そうすると,同項が登録免許税の過誤納金の還付につき排他的な手続を定めていることを理由に,同項に基づく還付通知をすべき旨の請求に対してされた拒否通知が抗告訴訟の対象となる行政処分に当たると解することはできないといわざるを得ない。 

 (2) しかしながら,上述したところにかんがみると,登録免許税法31条2項は,登記等を受けた者に対し,簡易迅速に還付を受けることができる手続を利用することができる地位を保障しているものと解するのが相当である。

そして,同項に基づく還付通知をすべき旨の請求に対してされた拒否通知は,登記機関が還付通知を行わず,還付手続を執らないことを明らかにするものであって,これにより,登記等を受けた者は,簡易迅速に還付を受けることができる手続を利用することができなくなる。

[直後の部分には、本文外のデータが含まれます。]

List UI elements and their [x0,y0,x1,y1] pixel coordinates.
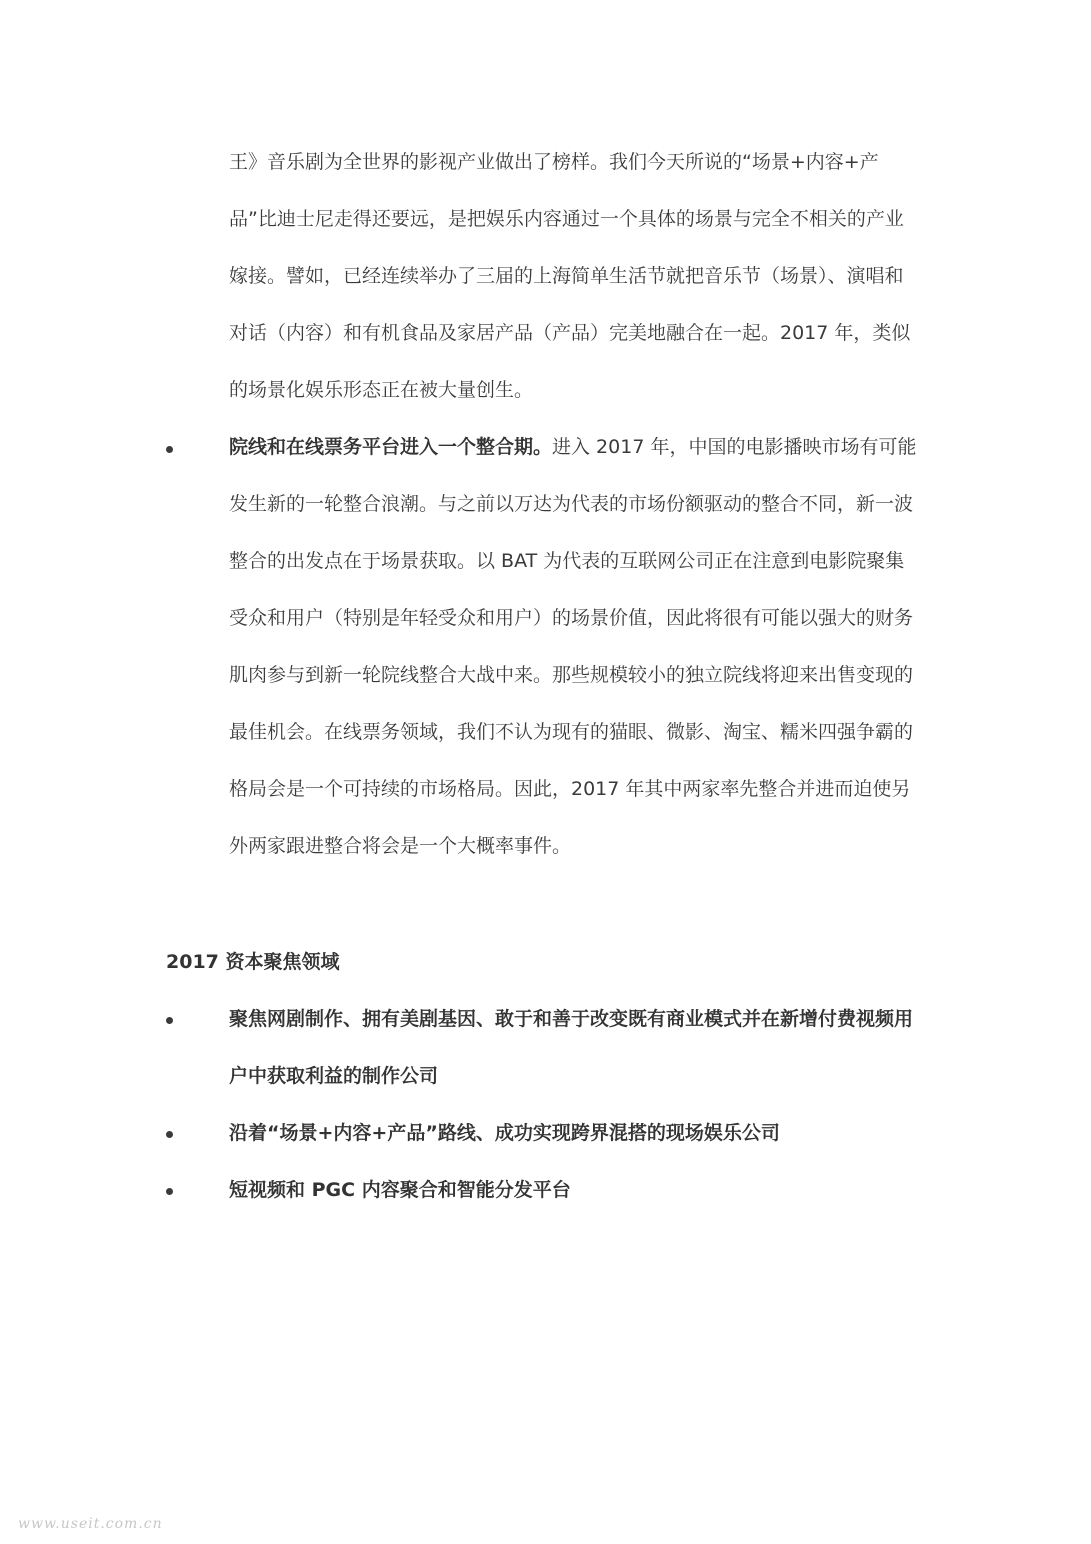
paragraph-line: 嫁接。譬如，已经连续举办了三届的上海简单生活节就把音乐节（场景）、演唱和 [229,265,904,287]
focus-item-line: 短视频和 PGC 内容聚合和智能分发平台 [229,1179,571,1201]
bullet-first-line [229,435,916,459]
bullet-line: 外两家跟进整合将会是一个大概率事件。 [229,835,572,857]
paragraph-line: 的场景化娱乐形态正在被大量创生。 [229,379,534,401]
bullet-line: 最佳机会。在线票务领域，我们不认为现有的猫眼、微影、淘宝、糯米四强争霸的 [229,721,914,743]
paragraph-line: 品”比迪士尼走得还要远，是把娱乐内容通过一个具体的场景与完全不相关的产业 [229,208,904,230]
bullet-lead-text: 院线和在线票务平台进入一个整合期。 [229,436,553,458]
paragraph-line: 王》音乐剧为全世界的影视产业做出了榜样。我们今天所说的“场景+内容+产 [229,151,879,173]
paragraph-line: 对话（内容）和有机食品及家居产品（产品）完美地融合在一起。2017 年，类似 [229,322,911,344]
bullet-line: 发生新的一轮整合浪潮。与之前以万达为代表的市场份额驱动的整合不同，新一波 [229,493,914,515]
focus-item-line: 聚焦网剧制作、拥有美剧基因、敢于和善于改变既有商业模式并在新增付费视频用 [229,1008,914,1030]
focus-item-line: 沿着“场景+内容+产品”路线、成功实现跨界混搭的现场娱乐公司 [229,1122,780,1144]
section-heading: 2017 资本聚焦领域 [166,951,340,973]
bullet-dot [166,1017,173,1024]
focus-item-line: 户中获取利益的制作公司 [229,1065,439,1087]
bullet-line: 肌肉参与到新一轮院线整合大战中来。那些规模较小的独立院线将迎来出售变现的 [229,664,914,686]
watermark: www.useit.com.cn [18,1516,163,1532]
bullet-dot [166,1131,173,1138]
bullet-line: 受众和用户（特别是年轻受众和用户）的场景价值，因此将很有可能以强大的财务 [229,607,914,629]
bullet-dot [166,1188,173,1195]
bullet-dot [166,446,173,453]
bullet-line: 格局会是一个可持续的市场格局。因此，2017 年其中两家率先整合并进而迫使另 [229,778,911,800]
bullet-line: 整合的出发点在于场景获取。以 BAT 为代表的互联网公司正在注意到电影院聚集 [229,550,905,572]
bullet-lead-rest: 进入 2017 年，中国的电影播映市场有可能 [552,436,917,458]
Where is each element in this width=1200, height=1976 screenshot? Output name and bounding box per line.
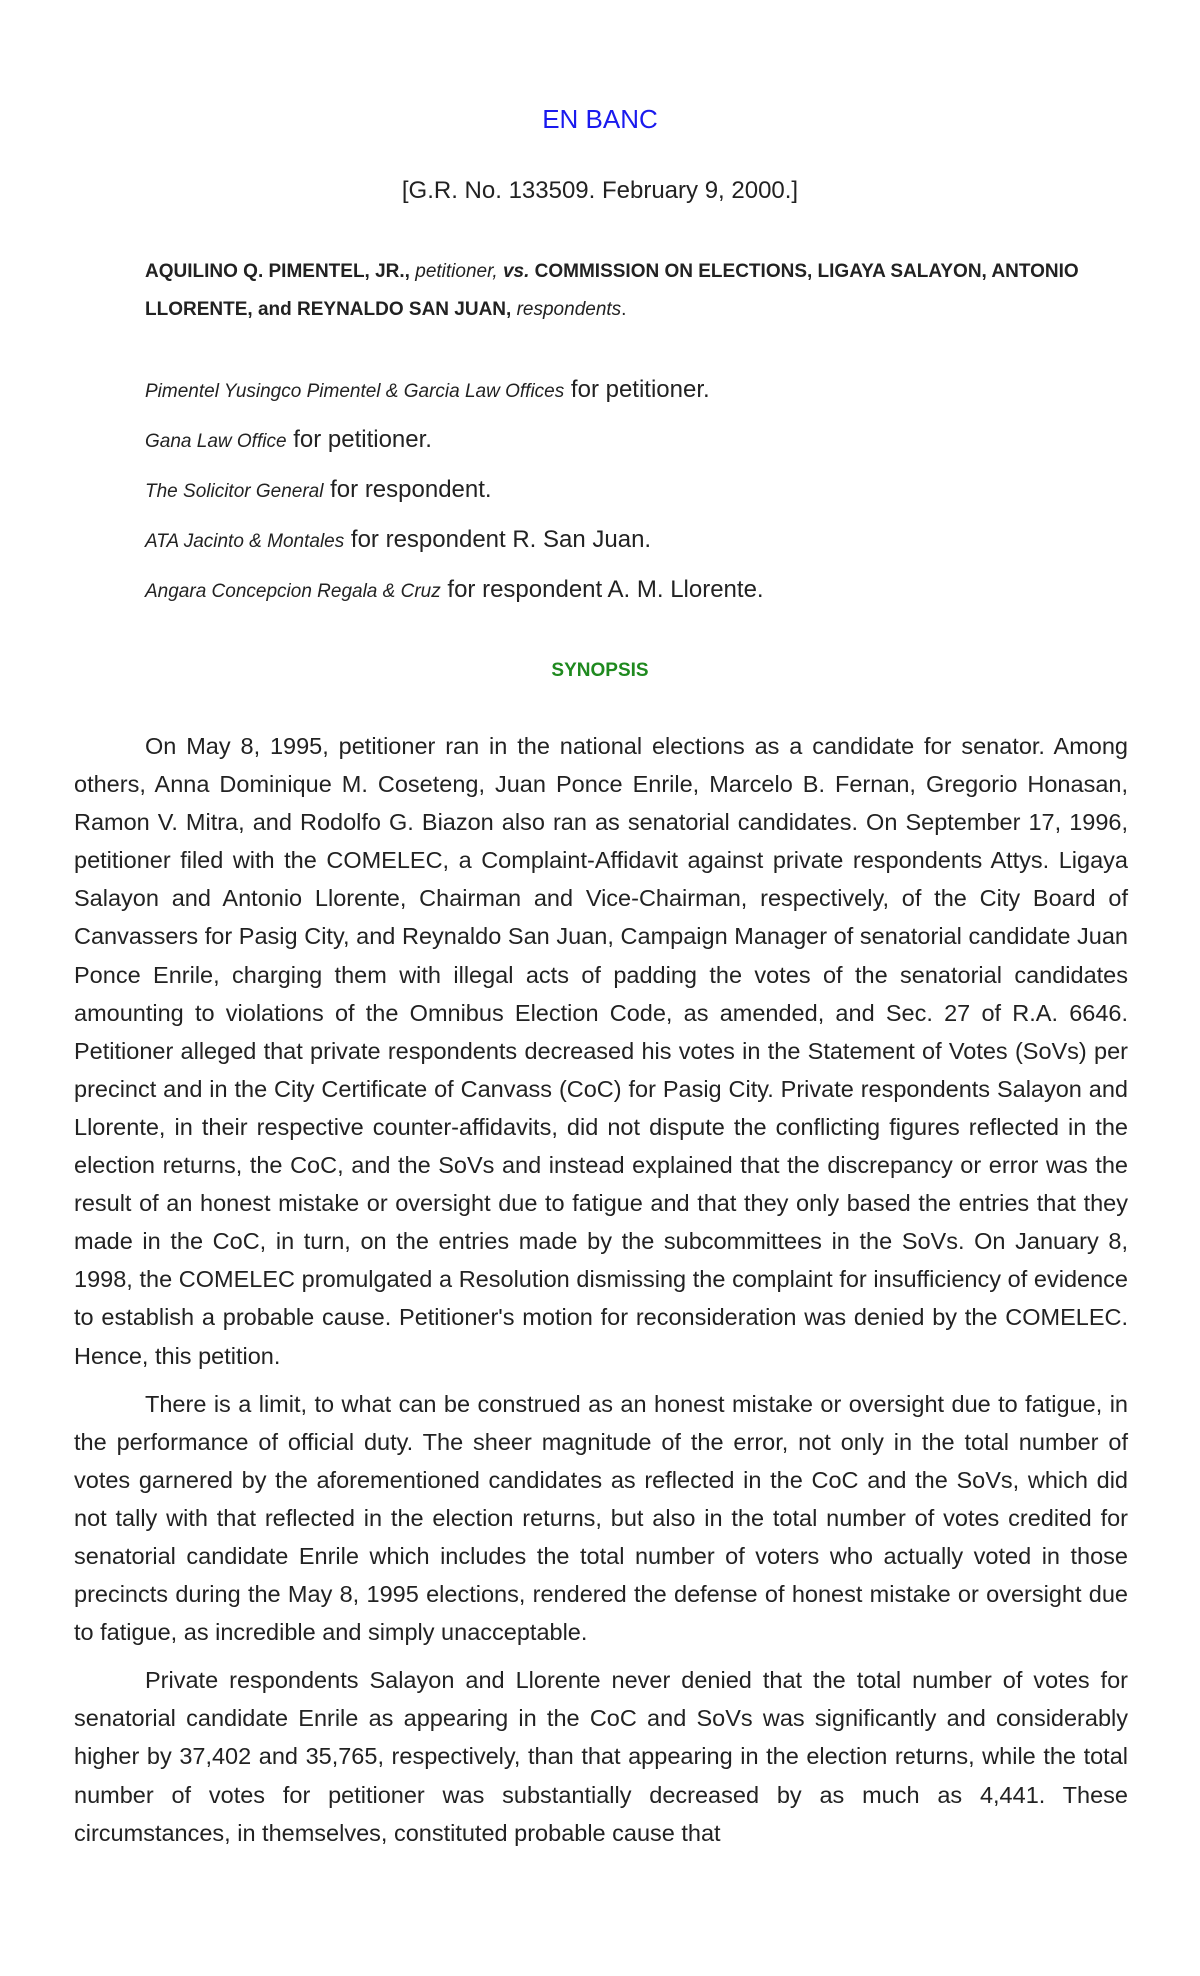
counsel-role: for respondent. — [330, 476, 492, 503]
respondent-names: COMMISSION ON ELECTIONS, LIGAYA SALAYON, ANTONIO LLORENTE, and REYNALDO SAN JUAN, — [145, 261, 1079, 320]
counsel-firm: Gana Law Office — [145, 431, 287, 452]
synopsis-heading: SYNOPSIS — [551, 660, 649, 681]
counsel-line — [145, 370, 1085, 420]
counsel-firm: Angara Concepcion Regala & Cruz — [145, 581, 441, 602]
court-division-heading: EN BANC — [542, 104, 658, 134]
synopsis-paragraph: Private respondents Salayon and Llorente never denied that the total number of votes for senatorial candidate Enrile as appearing in the CoC and SoVs was significantly and considerably higher by 37,402 and 35,765, respectively, than that appearing in the election returns, while the total number of votes for petitioner was substantially decreased by as much as 4,441. These circumstances, in themselves, constituted probable cause that — [74, 1667, 1128, 1846]
counsel-list — [145, 370, 1085, 620]
synopsis-body — [74, 727, 1128, 1862]
counsel-line — [145, 420, 1085, 470]
counsel-firm: Pimentel Yusingco Pimentel & Garcia Law Offices — [145, 381, 565, 402]
versus-label: vs. — [502, 261, 530, 282]
case-parties — [145, 253, 1085, 329]
petitioner-role: petitioner, — [415, 261, 498, 282]
synopsis-paragraph: On May 8, 1995, petitioner ran in the national elections as a candidate for senator. Among others, Anna Dominique M. Coseteng, Juan Ponce Enrile, Marcelo B. Fernan, Gregorio Honasan, Ramon V. Mitra, and Rodolfo G. Biazon also ran as senatorial candidates. On September 17, 1996, petitioner filed with the COMELEC, a Complaint-Affidavit against private respondents Attys. Ligaya Salayon and Antonio Llorente, Chairman and Vice-Chairman, respectively, of the City Board of Canvassers for Pasig City, and Reynaldo San Juan, Campaign Manager of senatorial candidate Juan Ponce Enrile, charging them with illegal acts of padding the votes of the senatorial candidates amounting to violations of the Omnibus Election Code, as amended, and Sec. 27 of R.A. 6646. Petitioner alleged that private respondents decreased his votes in the Statement of Votes (SoVs) per precinct and in the City Certificate of Canvass (CoC) for Pasig City. Private respondents Salayon and Llorente, in their respective counter-affidavits, did not dispute the conflicting figures reflected in the election returns, the CoC, and the SoVs and instead explained that the discrepancy or error was the result of an honest mistake or oversight due to fatigue and that they only based the entries that they made in the CoC, in turn, on the entries made by the subcommittees in the SoVs. On January 8, 1998, the COMELEC promulgated a Resolution dismissing the complaint for insufficiency of evidence to establish a probable cause. Petitioner's motion for reconsideration was denied by the COMELEC. Hence, this petition. — [74, 733, 1128, 1369]
synopsis-paragraph: There is a limit, to what can be construed as an honest mistake or oversight due to fatigue, in the performance of official duty. The sheer magnitude of the error, not only in the total number of votes garnered by the aforementioned candidates as reflected in the CoC and the SoVs, which did not tally with that reflected in the election returns, but also in the total number of votes credited for senatorial candidate Enrile which includes the total number of voters who actually voted in those precincts during the May 8, 1995 elections, rendered the defense of honest mistake or oversight due to fatigue, as incredible and simply unacceptable. — [74, 1390, 1128, 1646]
counsel-role: for respondent R. San Juan. — [350, 526, 652, 553]
counsel-role: for petitioner. — [293, 426, 432, 453]
counsel-line — [145, 470, 1085, 520]
case-number: [G.R. No. 133509. February 9, 2000.] — [401, 177, 799, 204]
counsel-role: for respondent A. M. Llorente. — [447, 576, 764, 603]
respondent-role: respondents — [516, 299, 622, 320]
parties-end: . — [621, 299, 627, 320]
counsel-role: for petitioner. — [570, 376, 710, 403]
counsel-line — [145, 570, 1085, 620]
counsel-firm: The Solicitor General — [145, 481, 324, 502]
petitioner-name: AQUILINO Q. PIMENTEL, JR., — [145, 261, 410, 282]
counsel-firm: ATA Jacinto & Montales — [145, 531, 345, 552]
counsel-line — [145, 520, 1085, 570]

そうすると,【要旨2】上記の拒否通知は,登記等を受けた者に対して上記の手続上の地位を否定する法的効果を有するものとして,抗告訴訟の対象となる行政処分に当たると解するのが相当である。

 5 以上述べたところと異なる見解に立って本件訴えを不適法として却下すべきものとした原審の判断には,法令の解釈適用を誤った違法があるものといわざるを得ない。しかしながら,被上告人は,国を相手方とし,前記のとおり納付した登録免許税の還付請求に係る訴えを本件訴えに併合して提起したところ,原審は,上記のとおり本件訴えを却下すべきものとするとともに,被上告人の国に対する還付請求についてはこれを棄却する旨の判決を言い渡し,同判決のうち上記の請求を棄却する部分が確定したことは記録上明らかであるから,被上告人が前記のとおり納付した登録免許税の還付を受けることができる地位にないことは既判力をもって確定されている。したがって,被上告人は,本件訴えにおいて本件拒否通知を取り消す旨の判決を得たとしても,これによって上記の還付を受けることができる地位を回復する余地はないから,本件訴えにつき訴えの利益を有するものとすることはできない。そうすると,本件訴えを不適法として却下すべきものとした原審の判断は,結論において是認することができる。論旨は,結局,採用することができない。